Joined–woodblock construction traces of color and cut–gold; H. 63 4/5 in. (162 cm)
The Harry G. C. Packard Collection of Asian Art, Gift of Harry G. C. Packard, and Purchase, Fletcher, Rogers, Harris Brisbane Dick, and Louis V. Bell Funds, Joseph Pulitzer Bequest, and The Annenberg Fund Inc. Gift, 1975 (1975.268.163)
Fudō Myōō is the most widely represented in Japan of the Esoteric Buddhist deities known as Myōō, or Kings of Brightness. A fierce protector of the Buddhist Law, he is considered to be a direct emanation of the Buddha Dainichi Nyorai, the principal Buddha of Esoteric Buddhism. The first sculptures of Fudō made in Japan were seated, but standing sculptures like this one were carved beginning in the eleventh century. Images of Fudō Myōō are often housed in temple halls called Gomadō where a fire-burning ritual called the goma-e is performed. The ritual involves the burning of incense, talismans, and other possessions to symbolically destroy defilements. This statue, originally comprised in six hollowed-out pieces of wood, was formerly the central icon of the Kuhonji Gomadō in Funasaka, twenty miles northwest of Kyoto. The hall has not survived.

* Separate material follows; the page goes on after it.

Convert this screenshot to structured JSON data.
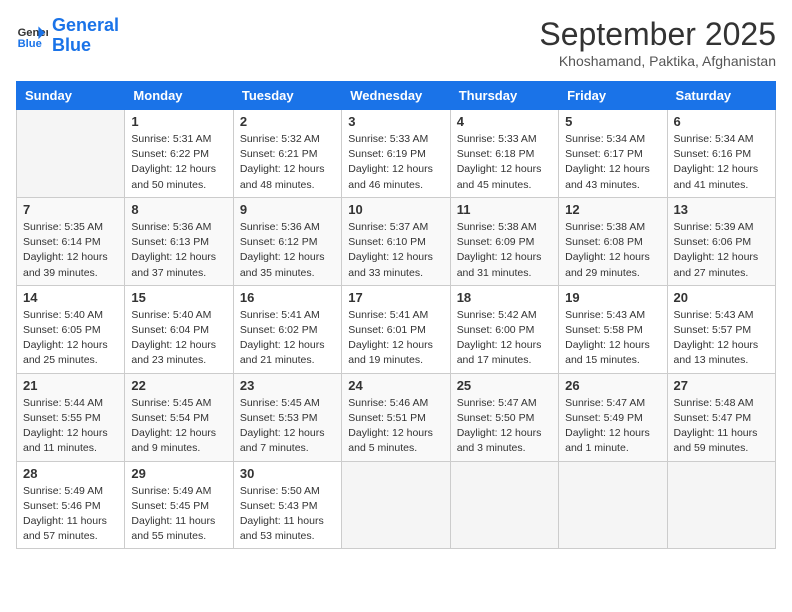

An early eighth-century commentary on the Buddhist scripture, the Dainichi Sutra, is the basis for the iconography of many images of Fudō: “His figure is like a child. In his right hand he holds the great sword of wisdom and in his left hand he holds the lasso. On the head there is a pile of hair and hair hangs down his left shoulder. The left eye is slightly closed and the lower teeth bite the upper lip at the right side. The lower left lip protrudes. On the forehead are grooves like waves. He sits on a rock. He looks humble and fat. He is extremely angry.” Emphasizing his role as an unflagging, fierce defender of Buddhism, Fudō uses his sword to cut through ignorance and his lasso to reign in those who would block the path to enlightenment.
In keeping with the symbolic color schemes characteristic of Esoteric Buddhist art, Fudō’s hair was once painted red and his flesh blue-green. Traces of these colors, as well as designs on the roundels decorating his garments, remain visible today. Now missing, Fudō would once have had a mandorla carved in the shape of wild flames and inserted behind him into the rock upon which he stands. The heavy weight of the shoulders and back is planted firmly on the stiffened legs, appropriate for a deity whose name means the “Immovable.”